L’immense dramaturge russe, né à 1860 à Taganrog  au bord de la mer d’Azov, est mort en juillet 1904) à Badenweiler en Allemagne où nous avons encore pu voir sa chambre à l’hôtel Sommer devenu centre de convalescence. Selon sa femme, l’actrice Olga Knipper, il dit (en allemand) au médecin: » « Ich sterbe » (Je meurs) puis il prend le verre, se tourne vers moi et dit : «Cela fait longtemps que je n’ai plus bu du champagne». Il a bu son verre tranquillement, se coucha sur le côté gauche et se tut à jamais ».
 La première de La Cerisaie, sa dernière pièce, avait eu lieu quelques mois avant sa mort. Il avait voulu, disait-il, écrire une comédie. Alors que, pour Constantin Stanislavski le metteur en scène, c’était une tragédie! Dans la bonne douzaine de  réalisations de cette pièce que nous avons vues, après la première en France en 1954 par Jean-Louis Barrault-Anton Tchekhov était encore très peu joué en France!-il y eut  bien sûr, celle, mythique de Giorgio Strehler (1974), et sept ans plus tard, celle tout aussi mythique, de Peter Brook mais cette fois avec peu d’éléments scéniques dans ce théâtre des Bouffes du Nord, aux murs nus, sans aucun décor, comme ici dans cet ancien entrepôt d’Alfortville. Peter Brook avait  insisté sur le respect dans la traduction, de la simplicité des dialogues de La Cerisaie et la ponctuation qui permet de saisir «ce que les mots cachent». Pour lui, ses personnages sont «bourrés de vie dans un monde léthargique», ce qui «bloque leur énergie». Autre mise en scène-culte, celle d’Alain Françon en 2009 (voir Le Théâtre du Blog) avec entre autres Jean-Paul Roussillon, très émouvant dans le rôle du vieux serviteur Firs. D’autant plus que nous savions qu’il n’allait pas tarder à mourir.

Dans cette pièce-véritable merveille-tout se passe comme si on retrouvait ici des personnages de notre famille que l’on a toujours connus, même si les acteurs ne sont pas les mêmes. Lioubov, l’actrice d’une quarantaine d’années qui revient de France, imprévisible et fauchée. Son amant parisien l’a quittée et malgré une tonne de dettes, elle continue à claquer son argent.  Même si elle sait bien que son seul espoir est de vendre cette propriété et sa cerisaie où elle a passé son enfance.

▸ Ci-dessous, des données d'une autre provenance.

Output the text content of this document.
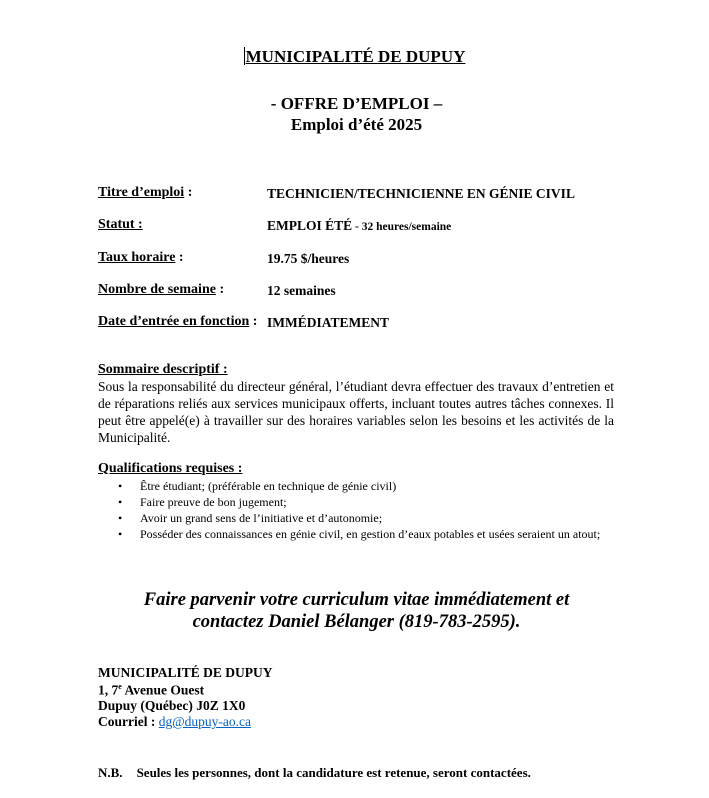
MUNICIPALITÉ DE DUPUY
- OFFRE D’EMPLOI –
Emploi d’été 2025
Titre d’emploi :	TECHNICIEN/TECHNICIENNE EN GÉNIE CIVIL
Statut :	EMPLOI ÉTÉ - 32 heures/semaine
Taux horaire :	19.75 $/heures
Nombre de semaine :	12 semaines
Date d’entrée en fonction : IMMÉDIATEMENT
Sommaire descriptif :
Sous la responsabilité du directeur général, l’étudiant devra effectuer des travaux d’entretien et de réparations reliés aux services municipaux offerts, incluant toutes autres tâches connexes. Il peut être appelé(e) à travailler sur des horaires variables selon les besoins et les activités de la Municipalité.
Qualifications requises :
• Être étudiant; (préférable en technique de génie civil)
• Faire preuve de bon jugement;
• Avoir un grand sens de l’initiative et d’autonomie;
• Posséder des connaissances en génie civil, en gestion d’eaux potables et usées seraient un atout;
Faire parvenir votre curriculum vitae immédiatement et
contactez Daniel Bélanger (819-783-2595).
MUNICIPALITÉ DE DUPUY
1, 7e Avenue Ouest
Dupuy (Québec) J0Z 1X0
Courriel : dg@dupuy-ao.ca
N.B. Seules les personnes, dont la candidature est retenue, seront contactées.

Mais elle n’épousera pas le nouveau riche Lophakine. Ce fils de serfs et nouveau bourgeois, ne rêve pas et en homme d’affaires réaliste, cynique, sans états d’âme et parfois assez grossier, il sait aussi être bienveillant, et  conseillera en vain Lioubov. Et il rêve de s’offrir cette propriété pour en faire des lotissements ! Ce qu’il fera…. Ania, sa fille dix sept ans qui aime Trofimov, Varia, son autre fille, adoptive, de vingt-quatre ans, Gaev, le frère de Lioubov, Il y a aussi Iacha, le valet de  Lioubov, et Trofimov, l’éternel étudiant, amoureux d’Ania. Et enfin les domestiques qui ont toujours vécu là, partageant les joies et les deuils de leurs maîtres comme dans une seule et même grande famille: Firs (quatre-vingt sept ans),  Epikhodov, le comptable du domaine et amoureux de Douniacha, la bonne, Charlotta, la gouvernante, Boris Borrisovitch et le vieux Firs, que tout le monde rabroue et aime à la fois.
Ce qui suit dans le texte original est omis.